5.3% growth for India’s tyre industry in previous financial year
In its July 2012 report into India’s tyre industry, ICRA Research Services states that “changing revenue mix and softer rubber price” will “pay dividends.” The investment and credit rating agency observes that rubber prices have declined from their peak of around Rs 240 (£2.79) per kilogram at the start of the 2011-12 financial year (April 2011), easing to approximately Rs 195 per kilogram in November and then stabilising at between Rs 185 and Rs 200 per kilogram.
This easing of natural rubber prices played a part in helping India’s tyre makers grow despite a slowing economic environment; growth of 5.3 per cent was recorded during the 2011-12 financial year, ICRA reports. Other contributory factors include a growth in exports – revenues for exports rose 46 per cent in 2011-12 – which provided a counterbalance to muted demand from OEM customers and a decline in replacement market volumes. Tyre makers’ revenues increased 28 per cent, largely due to a 20 per cent increase in realisations and the rupee’s strong depreciation.
Despite a slackening of natural rubber prices, the general trend for raw materials was upwards.

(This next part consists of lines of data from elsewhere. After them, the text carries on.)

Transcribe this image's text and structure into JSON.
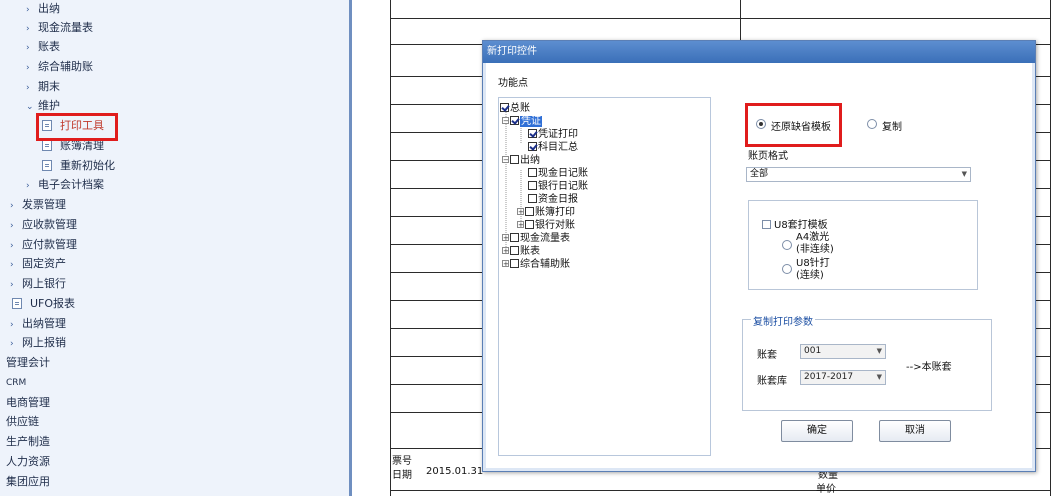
{
  "sidebar": {
    "items": [
      {
        "label": "出纳"
      },
      {
        "label": "现金流量表"
      },
      {
        "label": "账表"
      },
      {
        "label": "综合辅助账"
      },
      {
        "label": "期末"
      },
      {
        "label": "维护"
      },
      {
        "label": "打印工具"
      },
      {
        "label": "账簿清理"
      },
      {
        "label": "重新初始化"
      },
      {
        "label": "电子会计档案"
      },
      {
        "label": "发票管理"
      },
      {
        "label": "应收款管理"
      },
      {
        "label": "应付款管理"
      },
      {
        "label": "固定资产"
      },
      {
        "label": "网上银行"
      },
      {
        "label": "UFO报表"
      },
      {
        "label": "出纳管理"
      },
      {
        "label": "网上报销"
      },
      {
        "label": "管理会计"
      },
      {
        "label": "CRM"
      },
      {
        "label": "电商管理"
      },
      {
        "label": "供应链"
      },
      {
        "label": "生产制造"
      },
      {
        "label": "人力资源"
      },
      {
        "label": "集团应用"
      }
    ]
  },
  "form": {
    "ticket_label": "票号",
    "date_label": "日期",
    "date_value": "2015.01.31",
    "qty_label": "数量",
    "price_label": "单价"
  },
  "dialog": {
    "title": "新打印控件",
    "func_label": "功能点",
    "tree": [
      {
        "label": "总账"
      },
      {
        "label": "凭证"
      },
      {
        "label": "凭证打印"
      },
      {
        "label": "科目汇总"
      },
      {
        "label": "出纳"
      },
      {
        "label": "现金日记账"
      },
      {
        "label": "银行日记账"
      },
      {
        "label": "资金日报"
      },
      {
        "label": "账簿打印"
      },
      {
        "label": "银行对账"
      },
      {
        "label": "现金流量表"
      },
      {
        "label": "账表"
      },
      {
        "label": "综合辅助账"
      }
    ],
    "radio_restore": "还原缺省模板",
    "radio_copy": "复制",
    "page_format_label": "账页格式",
    "page_format_value": "全部",
    "u8_template_label": "U8套打模板",
    "a4_laser_line1": "A4激光",
    "a4_laser_line2": "(非连续)",
    "u8_needle_line1": "U8针打",
    "u8_needle_line2": "(连续)",
    "copy_params_title": "复制打印参数",
    "account_set_label": "账套",
    "account_set_value": "001",
    "account_db_label": "账套库",
    "account_db_value": "2017-2017",
    "to_this_account": "-->本账套",
    "ok_button": "确定",
    "cancel_button": "取消"
  }
}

Synthetic rubber prices, for example, rose 35 to 40 per cent in the 2011-12 year, and although manufacturers implemented numerous price increases during the 12 month period, ICRA says the operating margins of several tyre makers – Apollo Tyres, Goodyear India, JK Tyre and MRF were four companies named – contracted by approximately 180 basis points. Price rises continued in the first quarter of the 2012-13 financial year.
“We expect the demand for tyres from the OEM segment to be relatively muted at eight to nine per cent during 2012-13, despite anticipated revival in replacement volume, driven by vehicles, particularly truck and bus tyres, sold post the recessionary dip of 2009,” said ICRA. “Revenue growth for tyre companies is also expected to be supported by price revisions of around five to eight per cent and continued export thrust to Southeast Asian countries.”